He looked down at Willem and thought about that.
“You never knew what you had,” he said.
Marek frowned and drew a fingernail around the wax seal, breaking it. He pulled out the cork and placed it on the table, then tipped the vial so the garlic clove dropped onto his palm.
“You’ll thank me for this later, my boy,” Marek whispered, then he bit the clove in half and swallowed what was in his mouth without chewing it. The little nugget of garlic would stay in his stomach, lodged there to soak its power into him for years, even decades. “And this one is for you.”
Marek sank to one knee, enduring the pain in his hip and ignoring the popping of his joints. He dropped the remaining half of the garlic clove into Willem’s open mouth. With a deep breath, he climbed back to his feet.
“What next?” he breathed.
In answer to his own question, Marek picked up the onyx gem and turned back to the corpse. Once again he struggled down to one knee. He had to force the stone into Willem’s mouth, sliding it up under his teeth and forcing it past his bloated, dry tongue.
“A special stone, for a special boy,” the Thayan whispered.
He looked up at the table and sighed, smiling. He should have had the black firedrake-the runt he’d kept for himself as a personal servant-place the material components on the floor next to the body, so he wouldn’t have to keep kneeling and standing.
He stood, and retrieved the two bowls. Kneeling again, he dipped two fingers into the grave dirt and drew a short line on Willem’s bare chest. He went back for more dirt, then more and more as he drew vile sigils across the corpse’s pale flesh. When he was done, he poured the water over the dusty symbols. The water soaked into the grave dirt, adding just the touch of chaos necessary to bend the evil runes into their most potent configuration.
Marek stood and looked down at the body-it was just right. Everything was perfect.

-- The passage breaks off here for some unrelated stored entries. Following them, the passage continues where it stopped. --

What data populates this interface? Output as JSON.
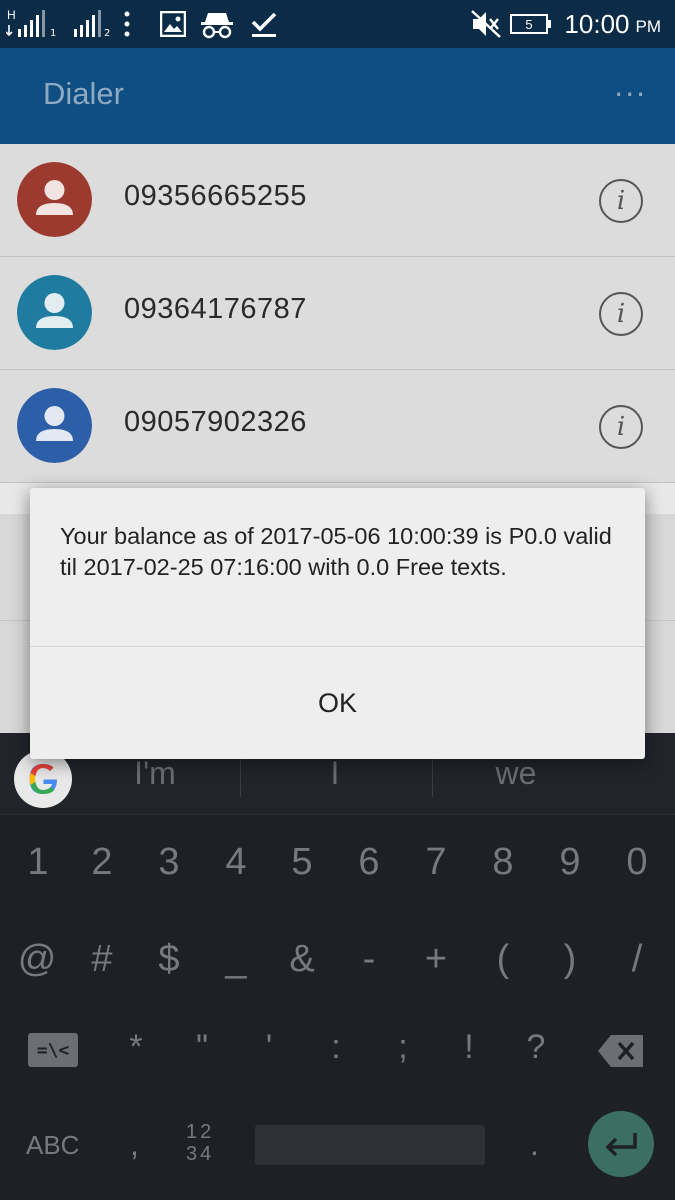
{
  "status_bar": {
    "time": "10:00",
    "ampm": "PM",
    "battery_level": "5",
    "network_label": "H",
    "sim1": "1",
    "sim2": "2",
    "icons": [
      "signal-sim1-icon",
      "signal-sim2-icon",
      "more-vert-icon",
      "image-icon",
      "incognito-icon",
      "check-icon",
      "mute-icon",
      "battery-icon"
    ]
  },
  "app_bar": {
    "title": "Dialer",
    "menu_label": "···"
  },
  "call_log": [
    {
      "number": "09356665255",
      "avatar_color": "#b43a2c"
    },
    {
      "number": "09364176787",
      "avatar_color": "#1e7fa6"
    },
    {
      "number": "09057902326",
      "avatar_color": "#2f62ad"
    }
  ],
  "info_label": "i",
  "dialog": {
    "message": "Your balance as of 2017-05-06 10:00:39 is P0.0 valid til 2017-02-25 07:16:00 with 0.0 Free texts.",
    "ok_label": "OK"
  },
  "keyboard": {
    "suggestions": [
      "I'm",
      "I",
      "we"
    ],
    "number_row": [
      "1",
      "2",
      "3",
      "4",
      "5",
      "6",
      "7",
      "8",
      "9",
      "0"
    ],
    "symbol_row": [
      "@",
      "#",
      "$",
      "_",
      "&",
      "-",
      "+",
      "(",
      ")",
      "/"
    ],
    "symbol_row2": [
      "*",
      "\"",
      "'",
      ":",
      ";",
      "!",
      "?"
    ],
    "more_symbols_label": "=\\<",
    "abc_label": "ABC",
    "comma": ",",
    "numpad_top": "12",
    "numpad_bottom": "34",
    "period": ".",
    "accent_color": "#3b6f63"
  }
}
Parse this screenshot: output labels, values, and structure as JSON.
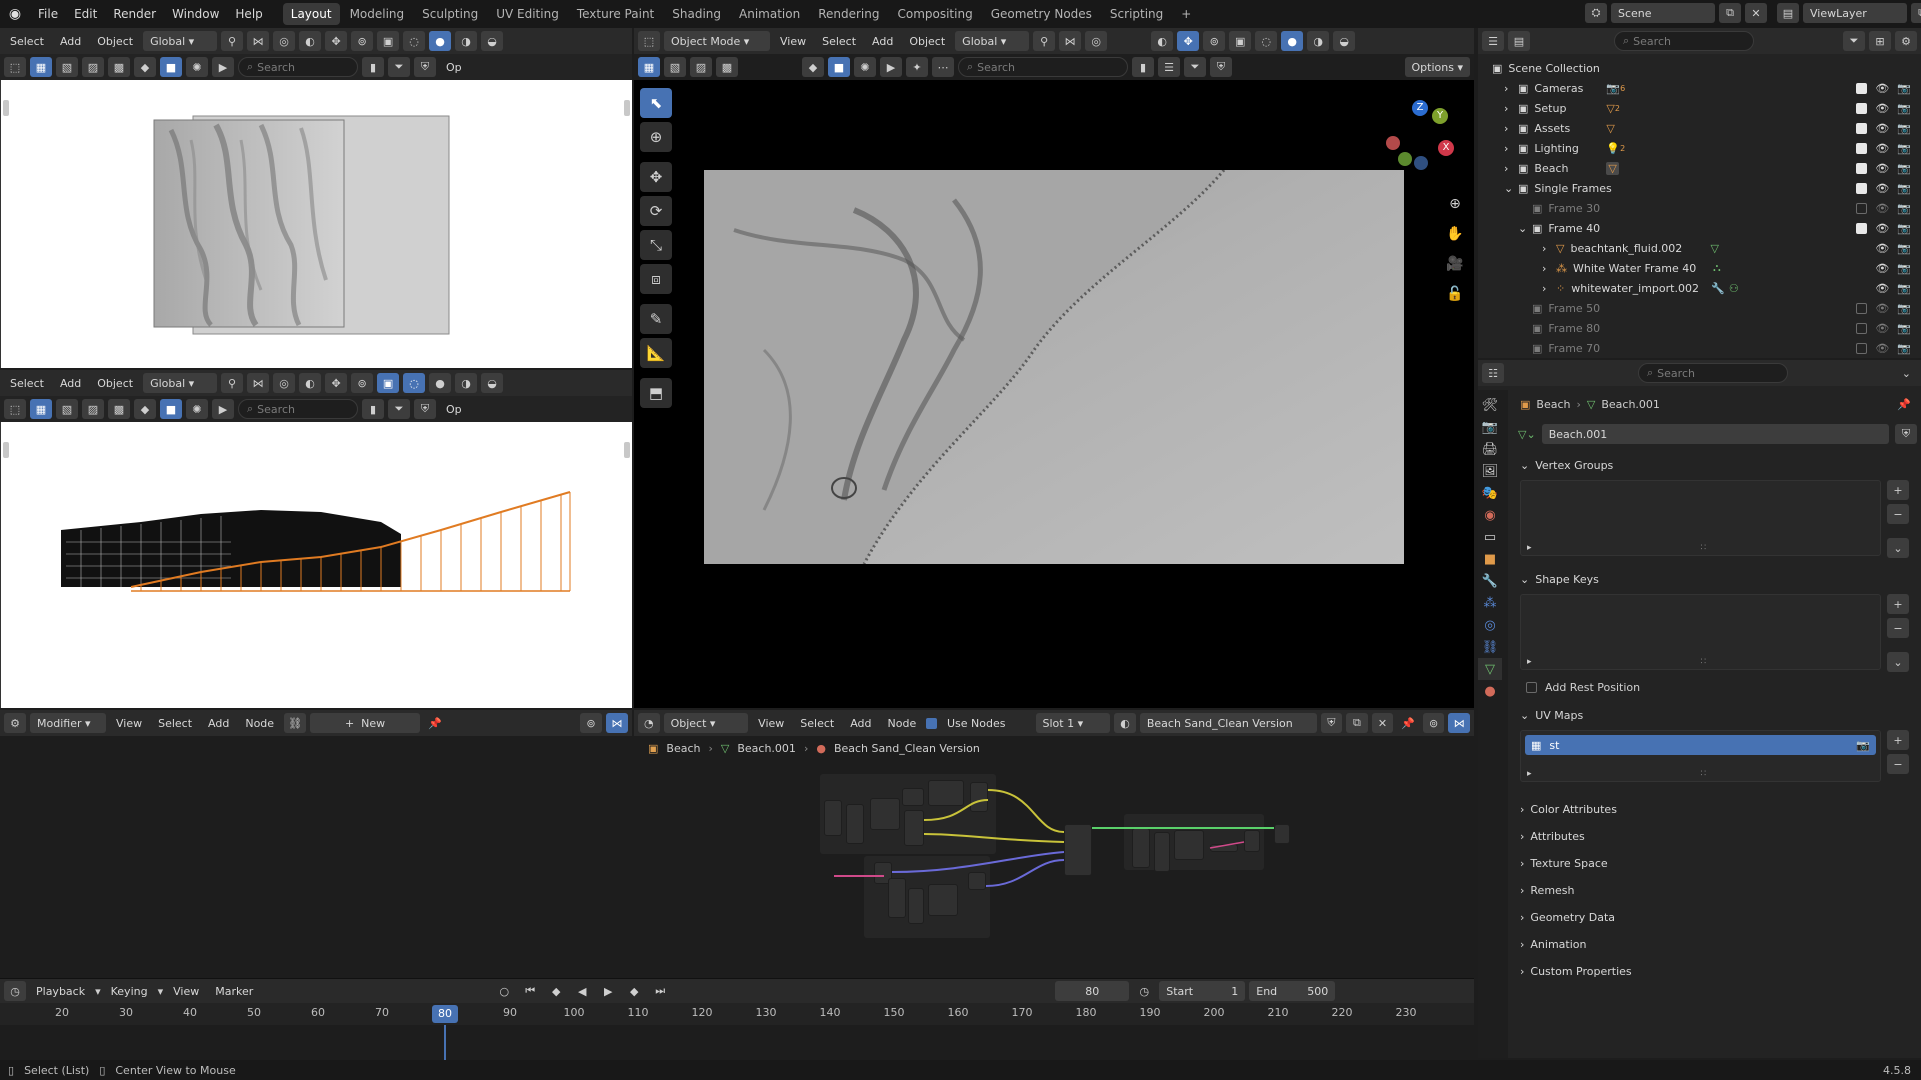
{
  "app": {
    "menus": [
      "File",
      "Edit",
      "Render",
      "Window",
      "Help"
    ],
    "workspaces": [
      "Layout",
      "Modeling",
      "Sculpting",
      "UV Editing",
      "Texture Paint",
      "Shading",
      "Animation",
      "Rendering",
      "Compositing",
      "Geometry Nodes",
      "Scripting"
    ],
    "active_workspace": "Layout",
    "scene_name": "Scene",
    "view_layer": "ViewLayer",
    "version": "4.5.8"
  },
  "viewports": {
    "left_header": {
      "select": "Select",
      "add": "Add",
      "object": "Object",
      "orientation": "Global",
      "search_placeholder": "Search",
      "options_short": "Op"
    },
    "main_header": {
      "mode": "Object Mode",
      "view": "View",
      "select": "Select",
      "add": "Add",
      "object": "Object",
      "orientation": "Global",
      "search_placeholder": "Search",
      "options": "Options"
    },
    "gizmo": {
      "z": "Z",
      "y": "Y",
      "x": "X"
    }
  },
  "modifier_editor": {
    "type": "Modifier",
    "menus": [
      "View",
      "Select",
      "Add",
      "Node"
    ],
    "new_label": "New"
  },
  "shader_editor": {
    "type": "Object",
    "menus": [
      "View",
      "Select",
      "Add",
      "Node"
    ],
    "use_nodes": "Use Nodes",
    "slot": "Slot 1",
    "material": "Beach Sand_Clean Version",
    "breadcrumb": [
      "Beach",
      "Beach.001",
      "Beach Sand_Clean Version"
    ]
  },
  "timeline": {
    "menus": [
      "Playback",
      "Keying",
      "View",
      "Marker"
    ],
    "current_frame": "80",
    "start_label": "Start",
    "start": "1",
    "end_label": "End",
    "end": "500",
    "ticks": [
      "20",
      "30",
      "40",
      "50",
      "60",
      "70",
      "80",
      "90",
      "100",
      "110",
      "120",
      "130",
      "140",
      "150",
      "160",
      "170",
      "180",
      "190",
      "200",
      "210",
      "220",
      "230"
    ]
  },
  "statusbar": {
    "left": "Select (List)",
    "middle": "Center View to Mouse"
  },
  "outliner": {
    "search_placeholder": "Search",
    "root": "Scene Collection",
    "items": [
      {
        "label": "Cameras",
        "badge": "6"
      },
      {
        "label": "Setup",
        "badge": "2"
      },
      {
        "label": "Assets",
        "badge": ""
      },
      {
        "label": "Lighting",
        "badge": "2"
      },
      {
        "label": "Beach",
        "badge": ""
      },
      {
        "label": "Single Frames",
        "badge": ""
      }
    ],
    "frames": {
      "frame30": "Frame 30",
      "frame40": "Frame 40",
      "frame40_children": [
        "beachtank_fluid.002",
        "White Water Frame 40",
        "whitewater_import.002"
      ],
      "frame50": "Frame 50",
      "frame80": "Frame 80",
      "frame70": "Frame 70"
    }
  },
  "properties": {
    "search_placeholder": "Search",
    "breadcrumb_object": "Beach",
    "breadcrumb_data": "Beach.001",
    "mesh_name": "Beach.001",
    "vertex_groups": "Vertex Groups",
    "shape_keys": "Shape Keys",
    "add_rest_position": "Add Rest Position",
    "uv_maps": "UV Maps",
    "uv_map_item": "st",
    "collapsed_panels": [
      "Color Attributes",
      "Attributes",
      "Texture Space",
      "Remesh",
      "Geometry Data",
      "Animation",
      "Custom Properties"
    ]
  },
  "colors": {
    "accent": "#4772b3",
    "header": "#2a2a2a",
    "bg": "#1d1d1d",
    "playhead": "#4772b3"
  }
}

He began one of two simultaneous spells, the incantations wrapped together in a way that tested even his experienced tongue. He paused only as long as it took to swallow the sliver of raw meat. His fingers traced intricate patterns in the air, the shard of bone pressed against his left palm with his middle finger. When the bone dissolved into dust, he dropped both hands to his sides.
Still chanting the interwoven necromancies, Marek bent at the waist and wrapped a hand around the hilt of the flamberge. With one swift motion, he pulled it free. The precise moment that the tip of the blade left Willem’s cold flesh, his body jerked and his bulging, vacant eyes rolled around in their sockets.
Still holding the extraordinary sword, Marek stepped back, and let Willem-or to be more precise, the creature that Willem had become-roll onto its belly and vomit out the desiccated black gemstone.
“Stand, thrall,” Marek ordered.
The creature struggled to its feet, its whole body shaking. It looked down at itself, naked and pale, the lightning that flashed in the window playing over the sword wound that no longer bled. Marek could see its eyes focus, and a dim beginning of sentience returned to its gaze.
“That’s right,” Marek said, letting a wide grin spread across his face. “You’re no zombie to be made to dig and claw at mud, my boy.”
The creature looked at its creator, its smoldering eyes running up the wavy length of the blade and stopping on Marek’s grinning face.
“Yes,” the Thayan said, taking a step closer to the hunched, naked undead wretch. “You know me. You know your master.”
Recognition flooded into the creature’s eyes all at once, to be replaced a moment later with impotent rage, then a desperate realization of what had become of it.
“Good morning, my boy,” Marek Rymut said, then he started to laugh.
The creature grunted, its lips still pulled away from its teeth in a terrible grimace. It lifted its sunken face, skin stretched tight and so pale it was almost green, up to the ceiling, to the lightning outside.
Marek laughed.
The thing that had once been Willem Korvan screamed.
Marek didn’t stop laughing, and his creation didn’t stop screaming, for a very long time.